Enfin, il y aura une opération qui s'appelle les genIAles qui va être sur plusieurs jours à Marseille qui va aller au-devant de centaines de femmes qui ne sont pas dans la tech pour leur donner confiance dans la tech et l'IA. C'est le lancement du mouvement, il y aura d'autres initiatives.

RM - Notre territoire est déjà fort sur ce thème avec 26 territoires de formation, des événements comme le SophIA Summit et plus de 300 startups qui travaillent sur l'IA. Nous avons une souche économique que nous essayons d'accélérer avec nos partenaires malgré les critiques de l'opposition (le rassemblement national s'oppose à ce partenariat car il n'est pas noué avec une entreprise française, NDLR).

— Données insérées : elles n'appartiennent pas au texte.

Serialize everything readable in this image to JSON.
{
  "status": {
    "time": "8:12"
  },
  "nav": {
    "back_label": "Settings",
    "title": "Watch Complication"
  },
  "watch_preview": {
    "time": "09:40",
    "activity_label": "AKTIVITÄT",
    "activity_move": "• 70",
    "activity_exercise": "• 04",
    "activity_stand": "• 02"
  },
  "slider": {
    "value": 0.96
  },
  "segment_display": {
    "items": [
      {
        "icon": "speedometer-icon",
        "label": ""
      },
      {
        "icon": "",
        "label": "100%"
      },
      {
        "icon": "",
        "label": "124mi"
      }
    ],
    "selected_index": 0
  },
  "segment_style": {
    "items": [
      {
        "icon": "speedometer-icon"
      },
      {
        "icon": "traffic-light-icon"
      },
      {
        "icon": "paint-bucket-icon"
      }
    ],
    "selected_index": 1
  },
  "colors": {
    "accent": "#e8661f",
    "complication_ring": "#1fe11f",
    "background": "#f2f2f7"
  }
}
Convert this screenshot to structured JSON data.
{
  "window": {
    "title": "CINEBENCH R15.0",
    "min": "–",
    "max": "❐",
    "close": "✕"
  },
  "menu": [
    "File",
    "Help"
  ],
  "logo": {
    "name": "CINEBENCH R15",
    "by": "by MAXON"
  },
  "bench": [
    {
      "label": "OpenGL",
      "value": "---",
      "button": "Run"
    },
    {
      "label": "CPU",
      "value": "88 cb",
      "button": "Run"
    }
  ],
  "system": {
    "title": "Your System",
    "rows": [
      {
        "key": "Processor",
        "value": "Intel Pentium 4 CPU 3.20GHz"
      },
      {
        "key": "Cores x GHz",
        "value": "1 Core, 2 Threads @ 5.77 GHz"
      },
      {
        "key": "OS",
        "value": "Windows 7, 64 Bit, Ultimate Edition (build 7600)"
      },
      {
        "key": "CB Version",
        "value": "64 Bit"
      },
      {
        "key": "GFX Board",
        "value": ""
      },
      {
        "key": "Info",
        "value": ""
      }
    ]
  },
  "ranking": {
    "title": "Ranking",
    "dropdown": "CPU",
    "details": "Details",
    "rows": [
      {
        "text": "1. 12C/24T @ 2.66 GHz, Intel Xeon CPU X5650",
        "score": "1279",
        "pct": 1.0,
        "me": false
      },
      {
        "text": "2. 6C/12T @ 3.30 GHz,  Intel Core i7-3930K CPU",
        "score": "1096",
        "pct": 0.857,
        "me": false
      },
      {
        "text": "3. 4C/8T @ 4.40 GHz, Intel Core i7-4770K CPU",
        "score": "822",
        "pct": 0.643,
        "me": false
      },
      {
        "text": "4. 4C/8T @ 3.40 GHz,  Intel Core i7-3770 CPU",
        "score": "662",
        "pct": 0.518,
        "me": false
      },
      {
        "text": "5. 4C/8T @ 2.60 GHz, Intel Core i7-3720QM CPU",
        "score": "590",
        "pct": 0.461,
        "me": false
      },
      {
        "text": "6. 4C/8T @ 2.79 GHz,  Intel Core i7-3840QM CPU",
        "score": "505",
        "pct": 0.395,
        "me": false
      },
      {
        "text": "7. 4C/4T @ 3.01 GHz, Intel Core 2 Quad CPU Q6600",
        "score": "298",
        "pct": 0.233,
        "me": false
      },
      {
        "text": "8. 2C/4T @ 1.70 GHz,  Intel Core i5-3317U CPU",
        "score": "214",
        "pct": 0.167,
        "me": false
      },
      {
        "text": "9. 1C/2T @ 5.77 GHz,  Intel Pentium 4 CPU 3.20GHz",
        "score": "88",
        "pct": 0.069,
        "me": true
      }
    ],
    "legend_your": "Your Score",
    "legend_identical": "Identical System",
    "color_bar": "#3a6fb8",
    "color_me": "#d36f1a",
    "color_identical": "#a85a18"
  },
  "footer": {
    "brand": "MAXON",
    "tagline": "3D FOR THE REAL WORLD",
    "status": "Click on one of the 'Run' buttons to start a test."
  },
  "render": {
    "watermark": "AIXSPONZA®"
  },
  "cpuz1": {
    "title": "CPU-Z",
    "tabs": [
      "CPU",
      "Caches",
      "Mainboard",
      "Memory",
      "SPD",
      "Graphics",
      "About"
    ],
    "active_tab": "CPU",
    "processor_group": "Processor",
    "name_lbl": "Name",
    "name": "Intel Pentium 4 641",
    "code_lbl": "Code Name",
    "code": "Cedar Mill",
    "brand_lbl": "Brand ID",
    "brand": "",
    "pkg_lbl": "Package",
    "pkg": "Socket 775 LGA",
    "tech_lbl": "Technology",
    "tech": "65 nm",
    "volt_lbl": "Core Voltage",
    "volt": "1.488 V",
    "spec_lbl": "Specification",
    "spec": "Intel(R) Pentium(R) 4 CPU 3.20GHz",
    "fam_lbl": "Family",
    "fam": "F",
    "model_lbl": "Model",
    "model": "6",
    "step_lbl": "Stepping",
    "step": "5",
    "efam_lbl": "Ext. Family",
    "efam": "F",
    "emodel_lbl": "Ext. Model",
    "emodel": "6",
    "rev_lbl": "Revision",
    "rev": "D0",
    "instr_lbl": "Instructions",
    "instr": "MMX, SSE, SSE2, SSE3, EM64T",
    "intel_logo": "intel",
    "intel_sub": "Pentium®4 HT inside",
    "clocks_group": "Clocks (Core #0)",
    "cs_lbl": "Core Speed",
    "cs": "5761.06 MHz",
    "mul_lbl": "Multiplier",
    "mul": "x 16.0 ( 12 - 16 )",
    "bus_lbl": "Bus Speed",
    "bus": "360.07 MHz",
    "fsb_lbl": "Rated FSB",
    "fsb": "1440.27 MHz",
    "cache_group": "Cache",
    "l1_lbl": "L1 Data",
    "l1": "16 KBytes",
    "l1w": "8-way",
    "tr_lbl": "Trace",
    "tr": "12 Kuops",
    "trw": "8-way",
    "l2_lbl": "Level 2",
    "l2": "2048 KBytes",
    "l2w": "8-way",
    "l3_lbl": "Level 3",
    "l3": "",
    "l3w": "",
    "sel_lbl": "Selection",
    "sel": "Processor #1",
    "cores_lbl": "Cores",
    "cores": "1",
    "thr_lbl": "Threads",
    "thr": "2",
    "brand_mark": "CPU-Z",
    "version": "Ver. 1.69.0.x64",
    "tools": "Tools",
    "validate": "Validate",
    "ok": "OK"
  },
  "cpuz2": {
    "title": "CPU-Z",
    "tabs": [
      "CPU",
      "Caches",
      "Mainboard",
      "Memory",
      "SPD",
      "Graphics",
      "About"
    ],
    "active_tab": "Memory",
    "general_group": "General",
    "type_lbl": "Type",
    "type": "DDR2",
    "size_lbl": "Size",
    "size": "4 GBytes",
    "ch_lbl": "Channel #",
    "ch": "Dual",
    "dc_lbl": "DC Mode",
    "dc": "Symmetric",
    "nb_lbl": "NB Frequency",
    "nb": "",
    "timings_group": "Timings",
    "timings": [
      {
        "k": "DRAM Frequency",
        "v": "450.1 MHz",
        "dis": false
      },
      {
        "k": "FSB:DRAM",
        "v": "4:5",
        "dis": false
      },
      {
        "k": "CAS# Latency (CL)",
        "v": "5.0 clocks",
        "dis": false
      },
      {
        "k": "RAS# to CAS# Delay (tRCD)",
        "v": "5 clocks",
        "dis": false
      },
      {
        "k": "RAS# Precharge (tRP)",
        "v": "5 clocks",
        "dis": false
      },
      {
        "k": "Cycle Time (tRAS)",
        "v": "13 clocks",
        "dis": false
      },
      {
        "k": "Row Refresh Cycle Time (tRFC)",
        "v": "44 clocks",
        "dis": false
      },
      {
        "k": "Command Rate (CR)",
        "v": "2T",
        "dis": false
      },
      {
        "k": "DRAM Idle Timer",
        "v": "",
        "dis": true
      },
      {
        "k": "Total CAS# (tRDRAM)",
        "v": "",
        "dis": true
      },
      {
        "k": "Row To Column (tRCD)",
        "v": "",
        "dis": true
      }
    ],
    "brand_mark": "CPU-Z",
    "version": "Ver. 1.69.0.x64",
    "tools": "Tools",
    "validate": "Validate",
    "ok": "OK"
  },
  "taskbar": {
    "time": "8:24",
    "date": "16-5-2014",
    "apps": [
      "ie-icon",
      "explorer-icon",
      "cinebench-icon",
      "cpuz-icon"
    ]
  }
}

Nous développons ce volet sur des cas concrets comme la gestion de l'eau, Microsoft travaille avec la société du canal de Provence (SCP) pour améliorer le plus possible la gestion de l'eau du quotidien, des fuites à la distribution, avec de l'IA en plus des outils de la SCP.

Des déclinaison de votre programme d'accélération « generative AI start-up programme » et de la plateforme « A vous l'IA » sont-elles prévues ?

JPC - Cela est discuté et fait partie de la feuille de route. Nous avons ce programme cadre en France et dans le monde, ainsi qu'une cohorte de startups à Station F qui innove dans l'environnement, il faut voir comment nous pouvons adapter une telle initiative avec les particularités de la Région Sud. Il existe de très belles startups ici.

Pour A vous l'IA, ce projet correspond à la formation des 100.000 personnes en France, il englobe également une plateforme qui permet notamment de réaliser des hackathons, nous l'avons proposé à la Région mais ce n'est pas encore entériné.